The most surprising thing to say about the adoption plots in Paul Weitz’s new film Admission (starring Tina Fey and Paul Rudd) is, really, how routine they seem. Six years ago — before Juno — it would have been remarkable to find a movie revolving around a birth mother and her story. But now, after Juno, 16 and Pregnant, Teen Mom, Glee, The Baby Wait, a birth mother story seems run of the mill. In fact, while waiting for Admission to being, there was a premiere for The Big Wedding, (starring Diane Keaton, Robert DeNiro, Susan Sarandon, and many others) whichalso features a birth mother meeting her son’s adoptive family for the first time. Have we had enough of these stories?
I’m all for Hollywood to keep trying, since I feel like none of these representations have quite gotten it right. This isn’t surprising — movies are about being sensational and dramatic, and less about real-life complexity.

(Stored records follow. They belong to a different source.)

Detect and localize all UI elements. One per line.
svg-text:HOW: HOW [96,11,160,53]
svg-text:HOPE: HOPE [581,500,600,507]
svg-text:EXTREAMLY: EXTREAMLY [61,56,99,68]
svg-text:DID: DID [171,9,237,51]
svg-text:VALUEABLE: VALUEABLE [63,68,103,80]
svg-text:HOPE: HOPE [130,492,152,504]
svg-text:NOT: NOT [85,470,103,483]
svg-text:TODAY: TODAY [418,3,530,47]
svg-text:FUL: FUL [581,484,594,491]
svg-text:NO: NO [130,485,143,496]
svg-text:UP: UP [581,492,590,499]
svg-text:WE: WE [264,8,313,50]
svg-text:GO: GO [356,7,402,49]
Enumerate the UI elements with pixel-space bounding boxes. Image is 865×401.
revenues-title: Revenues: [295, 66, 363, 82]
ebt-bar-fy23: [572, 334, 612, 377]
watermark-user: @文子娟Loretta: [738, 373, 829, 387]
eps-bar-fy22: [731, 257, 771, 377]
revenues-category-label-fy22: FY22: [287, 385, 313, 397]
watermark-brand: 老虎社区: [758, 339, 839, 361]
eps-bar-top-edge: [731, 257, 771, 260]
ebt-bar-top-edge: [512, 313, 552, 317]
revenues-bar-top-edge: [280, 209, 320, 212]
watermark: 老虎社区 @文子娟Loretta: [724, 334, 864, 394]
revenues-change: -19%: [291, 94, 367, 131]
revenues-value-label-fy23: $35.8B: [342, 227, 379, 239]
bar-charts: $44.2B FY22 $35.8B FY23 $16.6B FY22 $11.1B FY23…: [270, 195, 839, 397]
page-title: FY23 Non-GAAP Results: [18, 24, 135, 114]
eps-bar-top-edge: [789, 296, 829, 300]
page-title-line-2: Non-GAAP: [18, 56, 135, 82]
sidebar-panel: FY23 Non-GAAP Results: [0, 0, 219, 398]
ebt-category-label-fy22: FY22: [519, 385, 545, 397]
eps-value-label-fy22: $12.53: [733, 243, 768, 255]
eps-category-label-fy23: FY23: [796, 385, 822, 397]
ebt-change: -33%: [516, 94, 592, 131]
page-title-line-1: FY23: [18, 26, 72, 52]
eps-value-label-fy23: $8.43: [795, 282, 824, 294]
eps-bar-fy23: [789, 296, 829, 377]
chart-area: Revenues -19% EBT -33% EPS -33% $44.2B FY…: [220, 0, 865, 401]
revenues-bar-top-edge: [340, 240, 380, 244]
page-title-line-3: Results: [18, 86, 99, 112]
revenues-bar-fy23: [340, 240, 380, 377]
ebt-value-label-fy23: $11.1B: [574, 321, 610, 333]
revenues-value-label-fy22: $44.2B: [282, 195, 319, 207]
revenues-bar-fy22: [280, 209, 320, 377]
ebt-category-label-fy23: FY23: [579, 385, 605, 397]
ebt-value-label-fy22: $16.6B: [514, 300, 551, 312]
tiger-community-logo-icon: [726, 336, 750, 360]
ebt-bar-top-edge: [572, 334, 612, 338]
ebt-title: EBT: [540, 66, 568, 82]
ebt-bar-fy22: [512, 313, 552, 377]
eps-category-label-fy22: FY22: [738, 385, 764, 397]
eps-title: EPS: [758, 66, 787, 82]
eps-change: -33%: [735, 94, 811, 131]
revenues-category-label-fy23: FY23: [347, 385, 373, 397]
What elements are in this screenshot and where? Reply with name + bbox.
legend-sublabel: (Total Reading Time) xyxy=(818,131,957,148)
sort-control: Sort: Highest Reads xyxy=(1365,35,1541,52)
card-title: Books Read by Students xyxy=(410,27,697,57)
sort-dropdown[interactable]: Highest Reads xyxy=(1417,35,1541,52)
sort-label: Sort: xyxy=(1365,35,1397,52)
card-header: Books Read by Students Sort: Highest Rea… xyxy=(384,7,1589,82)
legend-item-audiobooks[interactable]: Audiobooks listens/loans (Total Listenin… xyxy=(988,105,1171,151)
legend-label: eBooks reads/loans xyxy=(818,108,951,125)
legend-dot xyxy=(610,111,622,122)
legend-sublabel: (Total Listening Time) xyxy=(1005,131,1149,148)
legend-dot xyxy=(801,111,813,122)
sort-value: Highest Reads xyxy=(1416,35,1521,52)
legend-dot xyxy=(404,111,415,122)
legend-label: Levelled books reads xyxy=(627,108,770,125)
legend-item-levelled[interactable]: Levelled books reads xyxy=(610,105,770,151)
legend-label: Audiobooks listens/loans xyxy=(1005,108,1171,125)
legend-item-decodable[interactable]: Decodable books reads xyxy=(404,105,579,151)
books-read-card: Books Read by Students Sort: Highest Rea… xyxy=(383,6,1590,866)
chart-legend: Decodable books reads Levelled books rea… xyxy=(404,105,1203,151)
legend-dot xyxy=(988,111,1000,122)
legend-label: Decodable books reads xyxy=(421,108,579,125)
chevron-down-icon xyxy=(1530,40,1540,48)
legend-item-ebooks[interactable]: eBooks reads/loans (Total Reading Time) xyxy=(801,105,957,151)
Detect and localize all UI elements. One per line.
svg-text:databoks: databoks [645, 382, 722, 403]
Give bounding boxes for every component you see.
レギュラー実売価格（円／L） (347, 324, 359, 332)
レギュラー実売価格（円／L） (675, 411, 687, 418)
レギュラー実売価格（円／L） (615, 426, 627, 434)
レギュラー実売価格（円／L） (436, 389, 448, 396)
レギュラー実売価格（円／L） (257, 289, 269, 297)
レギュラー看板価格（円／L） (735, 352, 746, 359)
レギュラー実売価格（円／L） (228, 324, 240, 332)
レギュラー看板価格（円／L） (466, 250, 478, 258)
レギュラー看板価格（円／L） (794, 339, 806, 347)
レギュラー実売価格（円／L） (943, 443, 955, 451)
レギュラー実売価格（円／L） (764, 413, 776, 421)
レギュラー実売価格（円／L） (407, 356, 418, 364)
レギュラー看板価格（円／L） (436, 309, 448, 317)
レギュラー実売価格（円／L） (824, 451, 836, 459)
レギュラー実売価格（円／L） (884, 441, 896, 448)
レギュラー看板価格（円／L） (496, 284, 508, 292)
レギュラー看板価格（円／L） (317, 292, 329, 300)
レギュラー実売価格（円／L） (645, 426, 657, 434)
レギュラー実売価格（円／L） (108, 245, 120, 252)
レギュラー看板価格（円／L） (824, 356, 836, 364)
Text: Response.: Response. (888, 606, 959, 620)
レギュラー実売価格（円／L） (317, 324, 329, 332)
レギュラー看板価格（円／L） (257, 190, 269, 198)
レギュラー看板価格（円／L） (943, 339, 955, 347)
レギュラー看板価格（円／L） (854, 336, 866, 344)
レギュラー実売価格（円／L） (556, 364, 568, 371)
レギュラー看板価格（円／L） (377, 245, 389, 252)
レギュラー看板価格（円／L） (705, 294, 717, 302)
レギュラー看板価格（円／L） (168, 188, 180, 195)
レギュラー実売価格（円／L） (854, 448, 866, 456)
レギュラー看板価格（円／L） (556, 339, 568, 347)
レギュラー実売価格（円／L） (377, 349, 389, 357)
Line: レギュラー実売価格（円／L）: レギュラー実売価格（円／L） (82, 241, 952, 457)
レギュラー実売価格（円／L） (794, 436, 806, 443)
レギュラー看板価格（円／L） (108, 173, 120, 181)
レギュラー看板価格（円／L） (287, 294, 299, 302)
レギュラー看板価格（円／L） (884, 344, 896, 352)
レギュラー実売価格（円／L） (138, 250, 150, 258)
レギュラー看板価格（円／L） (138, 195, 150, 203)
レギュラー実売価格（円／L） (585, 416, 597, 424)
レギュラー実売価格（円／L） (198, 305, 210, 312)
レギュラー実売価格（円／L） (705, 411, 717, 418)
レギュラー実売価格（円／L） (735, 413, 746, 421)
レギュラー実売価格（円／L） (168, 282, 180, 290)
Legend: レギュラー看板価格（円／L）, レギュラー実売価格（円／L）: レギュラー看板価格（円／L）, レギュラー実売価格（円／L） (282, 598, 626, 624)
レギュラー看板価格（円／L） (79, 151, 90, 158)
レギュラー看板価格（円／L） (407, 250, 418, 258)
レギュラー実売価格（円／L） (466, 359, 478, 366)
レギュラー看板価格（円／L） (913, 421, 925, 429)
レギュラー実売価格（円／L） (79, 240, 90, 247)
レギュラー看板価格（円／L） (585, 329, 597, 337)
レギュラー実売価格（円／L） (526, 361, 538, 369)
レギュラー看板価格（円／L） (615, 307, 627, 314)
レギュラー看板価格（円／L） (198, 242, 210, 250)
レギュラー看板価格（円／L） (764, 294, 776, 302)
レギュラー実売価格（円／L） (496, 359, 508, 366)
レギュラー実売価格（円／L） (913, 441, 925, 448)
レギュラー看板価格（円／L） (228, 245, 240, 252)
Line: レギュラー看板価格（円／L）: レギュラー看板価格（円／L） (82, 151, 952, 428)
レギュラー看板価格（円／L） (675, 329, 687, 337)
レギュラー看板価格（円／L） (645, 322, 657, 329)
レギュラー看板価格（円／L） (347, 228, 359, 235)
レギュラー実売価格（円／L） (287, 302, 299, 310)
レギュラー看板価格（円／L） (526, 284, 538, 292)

The problem with Admission is that it manages to make adoption both a narrow and overwhelming part of the story. When Portia Nathan, an admission counselor at Princeton, discovers that an applicant might be the son she placed for adoption, this possibility seems to tap into some innate, essential well of motherly imperative. She begins empathizing with the frantic parents of other applicants, trying to hold random babies in stores, and bulldozing her way through the admissions process (without even a nod to professionalism) to ensure that her son will be able to attend Princeton. It looks and feels like an implosion, but the viewer is left to wonder if this is because of a recent breakup in which her boyfriend left her for his pregnant mistress, because of some unnamed and unrealized desire to parent, because of her own fractured relationship with her mother, because of her inability to know her own biological father, or because of watching her new romantic prospect interact with his adopted son. The adoption is addressed directly only occasionally, and often frantically, so we don’t have a clear understanding of what the impact has been on Portia’s life. What is the movie trying to say about adoption? Even after watching, I’m not sure.
What it does do, however, is place adoption in the context of a bigger sense of the unknown. Portia does not know her father, nor does she know her son. These disconnections prevent her from connecting with her mother in any meaningful way. We don’t know if Portia wants to be a mother, and perhaps she doesn’t either. In the end, it was this rootlessness that came across most strongly, and contrasted most sharply with the repeated classification of Portia’s life as stable and boring — but it was also what was glossed over most frequently for the sake of comedic purpose. In the end, the metaphor, whether intended or not (and it probably was), between adoption reunions and the college admissions process is at least partially true: the sense of putting oneself out there, of hanging one’s future on an unknowable verdict rendered by an unknown person, highlights how vulnerable adoption can make people.